As I drive east up and out of southern Colorado’s immense San Luis Valley towards the Spanish Peaks -- La Huajatolla in Spanish and Wahatoya in Ute -- I am looking for a roadside shrine that I found three decades ago along U.S. Highway 160, somewhere west of Walsenburg, Colo.
I took a photograph then. Now, it’s a faded Kodachrome slide, but it still holds the image of the Virgin Mary in a stone grotto, brilliantly lit by late afternoon light. White beads grace her neck, and her arms stretch south, perhaps toward Mexico, the homeland of so many wanderers across the West.
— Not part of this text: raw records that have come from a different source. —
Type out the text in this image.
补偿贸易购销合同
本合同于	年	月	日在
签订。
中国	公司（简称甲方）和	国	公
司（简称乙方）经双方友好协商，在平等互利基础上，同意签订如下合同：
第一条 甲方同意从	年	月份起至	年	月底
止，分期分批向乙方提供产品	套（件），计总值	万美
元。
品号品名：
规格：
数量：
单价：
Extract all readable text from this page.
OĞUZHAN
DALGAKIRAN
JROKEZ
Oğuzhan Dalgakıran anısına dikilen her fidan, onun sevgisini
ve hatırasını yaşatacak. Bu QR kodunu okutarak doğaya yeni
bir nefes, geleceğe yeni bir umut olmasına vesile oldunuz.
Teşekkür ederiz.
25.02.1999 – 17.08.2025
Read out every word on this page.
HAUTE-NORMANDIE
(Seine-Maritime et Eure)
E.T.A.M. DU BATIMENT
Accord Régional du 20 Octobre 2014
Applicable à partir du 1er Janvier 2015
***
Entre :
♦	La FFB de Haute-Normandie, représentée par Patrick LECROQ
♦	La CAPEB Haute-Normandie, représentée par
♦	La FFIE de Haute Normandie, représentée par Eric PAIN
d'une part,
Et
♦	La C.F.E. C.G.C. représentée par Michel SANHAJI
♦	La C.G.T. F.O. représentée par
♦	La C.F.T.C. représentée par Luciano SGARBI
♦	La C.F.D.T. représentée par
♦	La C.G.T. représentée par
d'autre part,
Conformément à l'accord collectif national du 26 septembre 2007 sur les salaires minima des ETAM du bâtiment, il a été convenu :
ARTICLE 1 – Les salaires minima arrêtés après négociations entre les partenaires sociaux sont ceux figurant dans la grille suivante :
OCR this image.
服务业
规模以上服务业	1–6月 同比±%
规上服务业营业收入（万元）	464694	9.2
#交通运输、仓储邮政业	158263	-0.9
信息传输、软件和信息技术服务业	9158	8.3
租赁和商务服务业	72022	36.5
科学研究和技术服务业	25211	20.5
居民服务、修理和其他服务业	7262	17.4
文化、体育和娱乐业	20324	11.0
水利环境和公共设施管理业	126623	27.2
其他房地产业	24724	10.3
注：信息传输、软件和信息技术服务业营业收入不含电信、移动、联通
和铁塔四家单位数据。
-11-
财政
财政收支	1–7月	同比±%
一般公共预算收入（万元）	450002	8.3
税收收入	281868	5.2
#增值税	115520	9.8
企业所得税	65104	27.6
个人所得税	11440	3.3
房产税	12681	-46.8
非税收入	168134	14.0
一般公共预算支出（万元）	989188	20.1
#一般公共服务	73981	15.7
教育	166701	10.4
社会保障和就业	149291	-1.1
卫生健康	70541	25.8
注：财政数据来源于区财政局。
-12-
As I drive the highway thinking of my journeys over the years, my comings and goings between mountains and mesas, cliffs and canyons, I wonder if the shrine still exists and want to see it again. As I come up and over a rise, I am struck again by the beauty of the Spanish Peaks and the cultural persistence of Native Americans, Hispanics and Anglos in this fabled landscape of sorrow, struggle and survival. I begin to despair of seeing the shrine again and assume that it has disappeared like so much else, as the Old West has evolved into hobby ranches and second homes.
Some mining, lumbering and ranching persists even as newcomers bring eco-tourism, fly-fishing and mountain biking to the rural West. It’s an odd amalgam as retirees and wealthy New Westerners mark the land with trophy ranches and huge, ugly ranch gates that proclaim the size of their egos and their wallets. In Texas, they say, “The bigger the gate, the smaller the place.” Here in western Colorado, the saying is: “The newer the neighbor, the bigger the gate.”
When are we going to have an Ugly Pickup Parade in which the winner gets a cold case of local brews and baling wire to repair his or her pick’em-up truck? These days, Westerners take themselves way too seriously. It’s time they put some scratches and dents in those luxurious, leather-seated SUVs, or maybe just drop them off a cliff. Use ‘em as riprap to improve trout habitat.
As I grouse away to myself, toting up some of the historical changes on the rural back roads, I suddenly see the Hispanic shrine I’ve been seeking. After all these years, it’s still there.
Time has only increased the shrine’s pull and power. Now there are large wooden crosses in front of the grotto and dozens of offerings left upon the four-strand barbed-wire highway fence. The crosses are made of landscape timbers and railroad ties. Smaller crosses, made of two cottonwood sticks affixed with wire, are hung up and down the fence, along with rosaries, faded plastic flowers, key rings, gloves, belts, strands of hair, toy bears and small plastic U.S. flags. Socks and T-shirts, caught in the fence, blow in the wind like Tibetan prayer flags.
On the ground a simple stone cross lies embedded in the soft earth. The Virgin Mary remains in her grotto, wearing the same white plastic beads that she wore when I first saw her, though now she has more necklaces and her blue dress and cloak have faded to gray. Mary stands serene where she has stood for at least 30 years, looking off to the south, still smiling.
The crosses and the offerings are a testament to faith and humility, as her outstretched arms appear to receive us all. As small wooden crosses shiver in the wind, I am amazed at the power of place and the resilience and persistence of culture.
Andrew Gulliford is a contributor to Writers on the Range, a service of High Country News. He is a professor of history and environmental studies at Fort Lewis College in Durango, Colorado.